Kotter warns change leaders that they’ll face challenging questions. Why do you have to change how we develop strategies? Because so much is at stake. How do you measure a network’s performance? You can’t measure it as you can a company’s achievements. Networks don’t perform standard tasks or use known metrics. However, you can make qualitative appraisals and trust that the network eventually will produce measurable results.
And who runs this network? In the traditional sense, nobody - though Kotter says you should designate someone to facilitate fluid operations and maintain working relationships. What does starting the network cost, in money, time and energy? Not much, because it must grow organically as existing employees give it about 5% of their time, perhaps a couple of hours a week. Do we have to do this now? Reflect on how well your current system works. If it’s flagging, the time for change has come.

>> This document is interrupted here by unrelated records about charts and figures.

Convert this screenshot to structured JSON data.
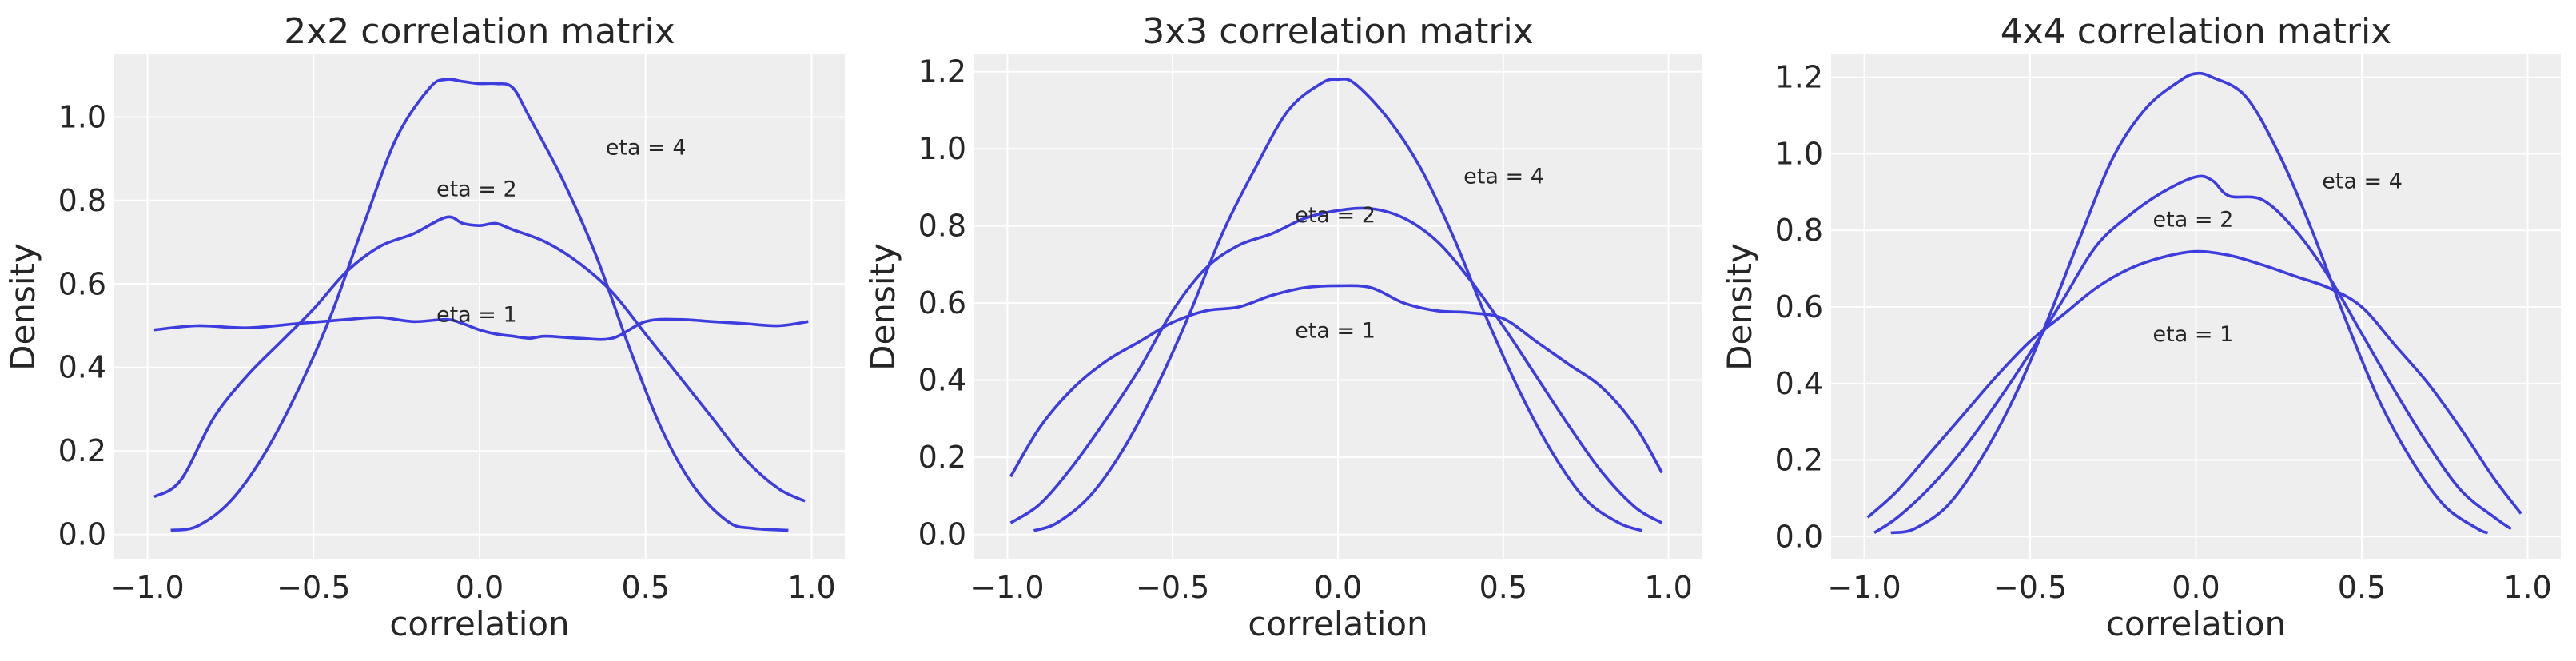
{
  "style": {
    "line_color": "#3c3cdf",
    "panel_bg": "#eeeeee",
    "grid_color": "#ffffff",
    "text_color": "#262626"
  },
  "chart_data": [
    {
      "type": "line",
      "title": "2x2 correlation matrix",
      "xlabel": "correlation",
      "ylabel": "Density",
      "xlim": [
        -1.1,
        1.1
      ],
      "ylim": [
        -0.06,
        1.15
      ],
      "xticks": [
        -1.0,
        -0.5,
        0.0,
        0.5,
        1.0
      ],
      "xtick_labels": [
        "−1.0",
        "−0.5",
        "0.0",
        "0.5",
        "1.0"
      ],
      "yticks": [
        0.0,
        0.2,
        0.4,
        0.6,
        0.8,
        1.0
      ],
      "ytick_labels": [
        "0.0",
        "0.2",
        "0.4",
        "0.6",
        "0.8",
        "1.0"
      ],
      "grid": true,
      "annotations": [
        {
          "text": "eta = 4",
          "x": 0.38,
          "y": 0.91
        },
        {
          "text": "eta = 2",
          "x": -0.13,
          "y": 0.81
        },
        {
          "text": "eta = 1",
          "x": -0.13,
          "y": 0.51
        }
      ],
      "series": [
        {
          "x": [
            -0.98,
            -0.85,
            -0.7,
            -0.55,
            -0.4,
            -0.3,
            -0.2,
            -0.1,
            -0.05,
            0.0,
            0.05,
            0.1,
            0.15,
            0.2,
            0.3,
            0.4,
            0.5,
            0.6,
            0.7,
            0.8,
            0.9,
            0.99
          ],
          "y": [
            0.49,
            0.5,
            0.495,
            0.505,
            0.515,
            0.52,
            0.51,
            0.515,
            0.505,
            0.49,
            0.48,
            0.475,
            0.47,
            0.475,
            0.47,
            0.47,
            0.51,
            0.515,
            0.51,
            0.505,
            0.5,
            0.51
          ]
        },
        {
          "x": [
            -0.98,
            -0.9,
            -0.8,
            -0.7,
            -0.6,
            -0.5,
            -0.4,
            -0.3,
            -0.2,
            -0.1,
            -0.05,
            0.0,
            0.05,
            0.1,
            0.2,
            0.3,
            0.4,
            0.5,
            0.6,
            0.7,
            0.8,
            0.9,
            0.98
          ],
          "y": [
            0.09,
            0.13,
            0.28,
            0.38,
            0.46,
            0.54,
            0.63,
            0.69,
            0.72,
            0.76,
            0.745,
            0.74,
            0.745,
            0.73,
            0.7,
            0.65,
            0.58,
            0.48,
            0.38,
            0.28,
            0.18,
            0.11,
            0.08
          ]
        },
        {
          "x": [
            -0.93,
            -0.85,
            -0.75,
            -0.65,
            -0.55,
            -0.45,
            -0.35,
            -0.25,
            -0.15,
            -0.1,
            -0.05,
            0.0,
            0.05,
            0.1,
            0.15,
            0.25,
            0.35,
            0.45,
            0.55,
            0.65,
            0.75,
            0.82,
            0.93
          ],
          "y": [
            0.01,
            0.02,
            0.08,
            0.19,
            0.34,
            0.52,
            0.74,
            0.95,
            1.07,
            1.09,
            1.085,
            1.08,
            1.08,
            1.07,
            1.0,
            0.85,
            0.67,
            0.45,
            0.25,
            0.11,
            0.03,
            0.015,
            0.01
          ]
        }
      ]
    },
    {
      "type": "line",
      "title": "3x3 correlation matrix",
      "xlabel": "correlation",
      "ylabel": "Density",
      "xlim": [
        -1.1,
        1.1
      ],
      "ylim": [
        -0.065,
        1.245
      ],
      "xticks": [
        -1.0,
        -0.5,
        0.0,
        0.5,
        1.0
      ],
      "xtick_labels": [
        "−1.0",
        "−0.5",
        "0.0",
        "0.5",
        "1.0"
      ],
      "yticks": [
        0.0,
        0.2,
        0.4,
        0.6,
        0.8,
        1.0,
        1.2
      ],
      "ytick_labels": [
        "0.0",
        "0.2",
        "0.4",
        "0.6",
        "0.8",
        "1.0",
        "1.2"
      ],
      "grid": true,
      "annotations": [
        {
          "text": "eta = 4",
          "x": 0.38,
          "y": 0.91
        },
        {
          "text": "eta = 2",
          "x": -0.13,
          "y": 0.81
        },
        {
          "text": "eta = 1",
          "x": -0.13,
          "y": 0.51
        }
      ],
      "series": [
        {
          "x": [
            -0.99,
            -0.9,
            -0.8,
            -0.7,
            -0.6,
            -0.5,
            -0.4,
            -0.3,
            -0.2,
            -0.1,
            0.0,
            0.1,
            0.2,
            0.3,
            0.4,
            0.5,
            0.6,
            0.7,
            0.8,
            0.9,
            0.98
          ],
          "y": [
            0.15,
            0.28,
            0.38,
            0.45,
            0.5,
            0.55,
            0.58,
            0.59,
            0.62,
            0.64,
            0.645,
            0.64,
            0.6,
            0.58,
            0.575,
            0.56,
            0.5,
            0.44,
            0.38,
            0.28,
            0.16
          ]
        },
        {
          "x": [
            -0.99,
            -0.9,
            -0.8,
            -0.7,
            -0.6,
            -0.5,
            -0.4,
            -0.3,
            -0.2,
            -0.1,
            0.0,
            0.1,
            0.2,
            0.3,
            0.4,
            0.5,
            0.6,
            0.7,
            0.8,
            0.9,
            0.98
          ],
          "y": [
            0.03,
            0.08,
            0.18,
            0.3,
            0.43,
            0.58,
            0.69,
            0.75,
            0.78,
            0.82,
            0.84,
            0.845,
            0.82,
            0.76,
            0.66,
            0.54,
            0.41,
            0.28,
            0.16,
            0.07,
            0.03
          ]
        },
        {
          "x": [
            -0.92,
            -0.85,
            -0.75,
            -0.65,
            -0.55,
            -0.45,
            -0.35,
            -0.25,
            -0.15,
            -0.05,
            0.0,
            0.05,
            0.15,
            0.25,
            0.35,
            0.45,
            0.55,
            0.65,
            0.75,
            0.85,
            0.92
          ],
          "y": [
            0.01,
            0.03,
            0.1,
            0.22,
            0.38,
            0.57,
            0.78,
            0.95,
            1.1,
            1.17,
            1.18,
            1.17,
            1.08,
            0.95,
            0.77,
            0.56,
            0.37,
            0.21,
            0.09,
            0.03,
            0.01
          ]
        }
      ]
    },
    {
      "type": "line",
      "title": "4x4 correlation matrix",
      "xlabel": "correlation",
      "ylabel": "Density",
      "xlim": [
        -1.1,
        1.1
      ],
      "ylim": [
        -0.06,
        1.26
      ],
      "xticks": [
        -1.0,
        -0.5,
        0.0,
        0.5,
        1.0
      ],
      "xtick_labels": [
        "−1.0",
        "−0.5",
        "0.0",
        "0.5",
        "1.0"
      ],
      "yticks": [
        0.0,
        0.2,
        0.4,
        0.6,
        0.8,
        1.0,
        1.2
      ],
      "ytick_labels": [
        "0.0",
        "0.2",
        "0.4",
        "0.6",
        "0.8",
        "1.0",
        "1.2"
      ],
      "grid": true,
      "annotations": [
        {
          "text": "eta = 4",
          "x": 0.38,
          "y": 0.91
        },
        {
          "text": "eta = 2",
          "x": -0.13,
          "y": 0.81
        },
        {
          "text": "eta = 1",
          "x": -0.13,
          "y": 0.51
        }
      ],
      "series": [
        {
          "x": [
            -0.99,
            -0.9,
            -0.8,
            -0.7,
            -0.6,
            -0.5,
            -0.4,
            -0.3,
            -0.2,
            -0.1,
            0.0,
            0.1,
            0.2,
            0.3,
            0.4,
            0.5,
            0.6,
            0.7,
            0.8,
            0.9,
            0.98
          ],
          "y": [
            0.05,
            0.12,
            0.22,
            0.32,
            0.42,
            0.51,
            0.58,
            0.65,
            0.7,
            0.73,
            0.745,
            0.735,
            0.71,
            0.68,
            0.65,
            0.6,
            0.5,
            0.4,
            0.28,
            0.15,
            0.06
          ]
        },
        {
          "x": [
            -0.97,
            -0.9,
            -0.8,
            -0.7,
            -0.6,
            -0.5,
            -0.4,
            -0.3,
            -0.2,
            -0.1,
            0.0,
            0.05,
            0.1,
            0.2,
            0.3,
            0.4,
            0.5,
            0.6,
            0.7,
            0.8,
            0.9,
            0.95
          ],
          "y": [
            0.01,
            0.05,
            0.13,
            0.23,
            0.35,
            0.48,
            0.62,
            0.76,
            0.84,
            0.9,
            0.94,
            0.93,
            0.89,
            0.88,
            0.8,
            0.68,
            0.53,
            0.38,
            0.24,
            0.12,
            0.05,
            0.02
          ]
        },
        {
          "x": [
            -0.92,
            -0.85,
            -0.75,
            -0.65,
            -0.55,
            -0.45,
            -0.35,
            -0.25,
            -0.15,
            -0.05,
            0.0,
            0.05,
            0.15,
            0.25,
            0.35,
            0.45,
            0.55,
            0.65,
            0.75,
            0.85,
            0.88
          ],
          "y": [
            0.01,
            0.02,
            0.08,
            0.2,
            0.36,
            0.56,
            0.78,
            0.99,
            1.12,
            1.19,
            1.21,
            1.2,
            1.15,
            1.0,
            0.8,
            0.57,
            0.36,
            0.2,
            0.08,
            0.02,
            0.01
          ]
        }
      ]
    }
  ]
}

Dual – or Dueling – Systems?
Anyone who’s paying attention will agree with Kotter’s premise in Accelerate – or to be tech cute – XLR8. Amid accelerating change, companies must adapt as they discard rigid silos, established routines and dependency on management. Kotter’s next change management assignment is more challenging: keep your hierarchical structure and grow a second, organic network in symbiotic partnership with it. He suggests developing the new network a bit at a time and staffing it with people from the old one to enjoy the best of both worlds.
Some of Kotter’s accelerators ring familiar (like removing barriers to innovation), including those from some of his other bestselling strategy books, such as That’s Not How We Do It Here! and Our Iceberg Is Melting. His striking ideas for revitalizing companies and seizing opportunity have endured over time. This book’s template, the strategy of dual operating systems, emerges logically from his foundational concepts, particularly the existential need for change.